第二段:‘Four score and seven years ago our fathers brought forth on this continent, a new nation, conceived in Liberty, and dedicated to the proposition that all men are created equal.’
第三段:"We are met on a great battle-field of that war. We have come to dedicate a portion of that field, as a final resting place for those who here gave their lives that nation might live. "
输出:
(0, u'0.032*"conceive" + 0.032*"dedicate" + 0.032*"nation" + 0.032*"life"')
(1, u'0.059*"conceive" + 0.059*"score" + 0.059*"seven" + 0.059*"proposition"')
(2, u'0.103*"nation" + 0.071*"dedicate" + 0.071*"great" + 0.071*"field"')
(3, u'0.032*"conceive" + 0.032*"nation" + 0.032*"dedicate" + 0.032*"rest"')
(4, u'0.032*"conceive" + 0.032*"nation" + 0.032*"dedicate" + 0.032*"battle"')
本文将简单介绍如何使用Python 的nltk、spacy、gensim包,实现包括预处理流程在内的LDA算法。
#第一次使用需要首先下载en包:
#python -m spacy download en
import spacy
spacy.load('en_core_web_sm')
from spacy.lang.en import English
parser = English()
#对文章内容进行清洗并将单词统一降为小写
def tokenize(text):
lda_tokens = []
tokens = parser(text)
for token in tokens:
if token.orth_.isspace():
continue
elif token.like_url:
lda_tokens.append('URL')
elif token.orth_.startswith('@'):
lda_tokens.append('SCREEN_NAME')
else:
lda_tokens.append(token.lower_)
return lda_tokens
lemma与stem都是NLP中常用的对于单词的处理:
lemma 将变形了的单词还原为元单词 “dictionaries”–>“dictionary”

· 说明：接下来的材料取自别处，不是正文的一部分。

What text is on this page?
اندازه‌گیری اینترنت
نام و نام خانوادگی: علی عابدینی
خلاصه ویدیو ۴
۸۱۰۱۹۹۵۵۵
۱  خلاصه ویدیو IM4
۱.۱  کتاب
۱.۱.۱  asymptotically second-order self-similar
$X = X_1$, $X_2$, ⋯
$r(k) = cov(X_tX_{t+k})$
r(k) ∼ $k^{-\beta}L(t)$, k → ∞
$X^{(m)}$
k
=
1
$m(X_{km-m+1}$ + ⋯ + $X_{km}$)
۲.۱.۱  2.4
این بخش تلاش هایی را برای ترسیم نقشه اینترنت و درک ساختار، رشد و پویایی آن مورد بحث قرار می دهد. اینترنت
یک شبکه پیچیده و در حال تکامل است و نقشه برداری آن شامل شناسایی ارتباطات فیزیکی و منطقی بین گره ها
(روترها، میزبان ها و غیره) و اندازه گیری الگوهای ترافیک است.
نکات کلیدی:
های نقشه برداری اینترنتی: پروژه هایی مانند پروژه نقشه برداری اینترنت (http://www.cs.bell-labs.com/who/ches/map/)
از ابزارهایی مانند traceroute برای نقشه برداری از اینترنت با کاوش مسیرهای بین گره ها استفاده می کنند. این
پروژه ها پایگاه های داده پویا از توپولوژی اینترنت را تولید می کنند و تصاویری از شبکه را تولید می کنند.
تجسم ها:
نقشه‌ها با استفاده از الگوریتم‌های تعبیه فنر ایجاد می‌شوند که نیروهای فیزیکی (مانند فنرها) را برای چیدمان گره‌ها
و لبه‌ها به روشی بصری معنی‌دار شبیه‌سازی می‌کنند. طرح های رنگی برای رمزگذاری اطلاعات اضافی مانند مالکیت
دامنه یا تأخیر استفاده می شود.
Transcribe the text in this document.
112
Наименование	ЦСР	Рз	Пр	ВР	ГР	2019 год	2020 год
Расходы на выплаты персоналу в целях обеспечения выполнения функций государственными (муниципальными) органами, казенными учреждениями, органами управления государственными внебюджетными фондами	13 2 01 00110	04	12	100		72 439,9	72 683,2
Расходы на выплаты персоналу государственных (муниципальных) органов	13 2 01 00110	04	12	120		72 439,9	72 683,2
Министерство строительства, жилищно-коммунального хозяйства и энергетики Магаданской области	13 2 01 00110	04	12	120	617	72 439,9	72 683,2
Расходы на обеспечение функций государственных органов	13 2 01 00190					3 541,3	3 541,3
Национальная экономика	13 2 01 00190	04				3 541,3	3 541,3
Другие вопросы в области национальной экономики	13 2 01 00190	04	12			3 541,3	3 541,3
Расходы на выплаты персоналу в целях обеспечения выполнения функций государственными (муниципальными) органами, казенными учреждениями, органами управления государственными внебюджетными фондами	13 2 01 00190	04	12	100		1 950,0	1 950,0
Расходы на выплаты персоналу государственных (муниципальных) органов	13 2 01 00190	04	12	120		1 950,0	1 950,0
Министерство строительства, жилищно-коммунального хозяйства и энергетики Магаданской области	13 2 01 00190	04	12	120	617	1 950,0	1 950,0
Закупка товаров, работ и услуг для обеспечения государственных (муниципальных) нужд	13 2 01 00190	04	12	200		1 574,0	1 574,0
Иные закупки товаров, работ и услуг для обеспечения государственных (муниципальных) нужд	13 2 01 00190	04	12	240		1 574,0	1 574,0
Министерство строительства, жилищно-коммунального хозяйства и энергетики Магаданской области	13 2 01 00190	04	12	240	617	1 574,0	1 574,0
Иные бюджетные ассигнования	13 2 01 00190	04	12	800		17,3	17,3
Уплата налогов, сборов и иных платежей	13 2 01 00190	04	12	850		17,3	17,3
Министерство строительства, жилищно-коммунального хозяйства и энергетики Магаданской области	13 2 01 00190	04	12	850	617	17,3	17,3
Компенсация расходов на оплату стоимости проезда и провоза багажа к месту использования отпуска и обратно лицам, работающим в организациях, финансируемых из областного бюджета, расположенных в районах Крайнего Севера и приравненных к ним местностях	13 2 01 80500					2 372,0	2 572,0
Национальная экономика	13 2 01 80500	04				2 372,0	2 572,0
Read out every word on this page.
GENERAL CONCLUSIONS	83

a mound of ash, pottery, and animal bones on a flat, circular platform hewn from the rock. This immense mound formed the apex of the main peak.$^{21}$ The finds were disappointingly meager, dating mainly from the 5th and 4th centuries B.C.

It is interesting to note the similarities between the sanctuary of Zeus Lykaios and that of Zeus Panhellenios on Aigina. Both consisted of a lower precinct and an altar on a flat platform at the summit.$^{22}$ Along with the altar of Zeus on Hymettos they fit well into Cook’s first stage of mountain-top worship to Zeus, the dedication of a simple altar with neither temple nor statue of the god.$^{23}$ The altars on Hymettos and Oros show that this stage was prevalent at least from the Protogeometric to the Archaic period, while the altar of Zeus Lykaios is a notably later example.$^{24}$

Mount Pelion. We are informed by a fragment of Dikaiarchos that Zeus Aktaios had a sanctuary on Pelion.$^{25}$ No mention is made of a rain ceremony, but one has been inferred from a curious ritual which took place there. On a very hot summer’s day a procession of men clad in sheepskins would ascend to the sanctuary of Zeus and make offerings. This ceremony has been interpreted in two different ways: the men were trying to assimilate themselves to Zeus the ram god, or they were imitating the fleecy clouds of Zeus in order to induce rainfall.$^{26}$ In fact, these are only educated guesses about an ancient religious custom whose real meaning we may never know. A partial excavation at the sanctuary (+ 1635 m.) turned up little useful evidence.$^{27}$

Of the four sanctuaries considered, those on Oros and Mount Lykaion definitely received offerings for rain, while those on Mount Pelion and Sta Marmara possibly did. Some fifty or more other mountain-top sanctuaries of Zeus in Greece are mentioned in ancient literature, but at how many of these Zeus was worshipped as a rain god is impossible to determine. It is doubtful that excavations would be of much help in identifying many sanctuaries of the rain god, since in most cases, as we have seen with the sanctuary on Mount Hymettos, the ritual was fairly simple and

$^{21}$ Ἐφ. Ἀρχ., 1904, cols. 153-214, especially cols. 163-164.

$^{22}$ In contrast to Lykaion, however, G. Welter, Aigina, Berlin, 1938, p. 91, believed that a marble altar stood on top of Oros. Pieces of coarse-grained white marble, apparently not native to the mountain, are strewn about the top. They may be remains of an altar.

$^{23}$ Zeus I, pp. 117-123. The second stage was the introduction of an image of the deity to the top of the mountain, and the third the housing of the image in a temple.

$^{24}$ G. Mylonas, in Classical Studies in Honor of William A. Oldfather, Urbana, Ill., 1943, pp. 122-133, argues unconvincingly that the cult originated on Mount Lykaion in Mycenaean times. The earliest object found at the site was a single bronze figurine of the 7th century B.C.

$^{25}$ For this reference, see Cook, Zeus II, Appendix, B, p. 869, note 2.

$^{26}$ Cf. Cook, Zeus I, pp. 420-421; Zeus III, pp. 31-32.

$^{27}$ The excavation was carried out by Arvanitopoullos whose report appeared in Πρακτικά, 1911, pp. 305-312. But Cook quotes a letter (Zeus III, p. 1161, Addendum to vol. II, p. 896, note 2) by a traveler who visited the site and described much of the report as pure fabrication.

stem 从单词中抽取词根 “dictionaries”—>“dict”
#引入一个同义词、近义词、反义词包
import nltk
#第一次使用需要下载这个nltk包
# nltk.download('wordnet')
from nltk.corpus import wordnet as wn
def get_lemma(word):
#dogs->dog
#aardwolves->aardwolf'
#sichuan->sichuan
lemma = wn.morphy(word)
if lemma is None:
return word
else:
return lemma
#第一次使用需要下载停顿词
# nltk.download('stopwords')
en_stop = set(nltk.corpus.stopwords.words('english'))
预处理的过程包括以上所提及的分词、lemma处理及停顿词处理
#定义预处理函数
def prepare_text_for_lda(text):
#分词处理
tokens = tokenize(text)
#取出长度大于4的单词
tokens = [token for token in tokens if len(token) > 4]
#取出非停顿词
tokens = [token for token in tokens if token not in en_stop]
#对词语进行还原
tokens = [get_lemma(token) for token in tokens]
return tokens
通过预处理函数加载文本集合,需要注意的是,gensim:models.ldamodel 处理对象是一个文本集合而不是文本集,因此其输入应该为[[],``````,[]]结构而不是[]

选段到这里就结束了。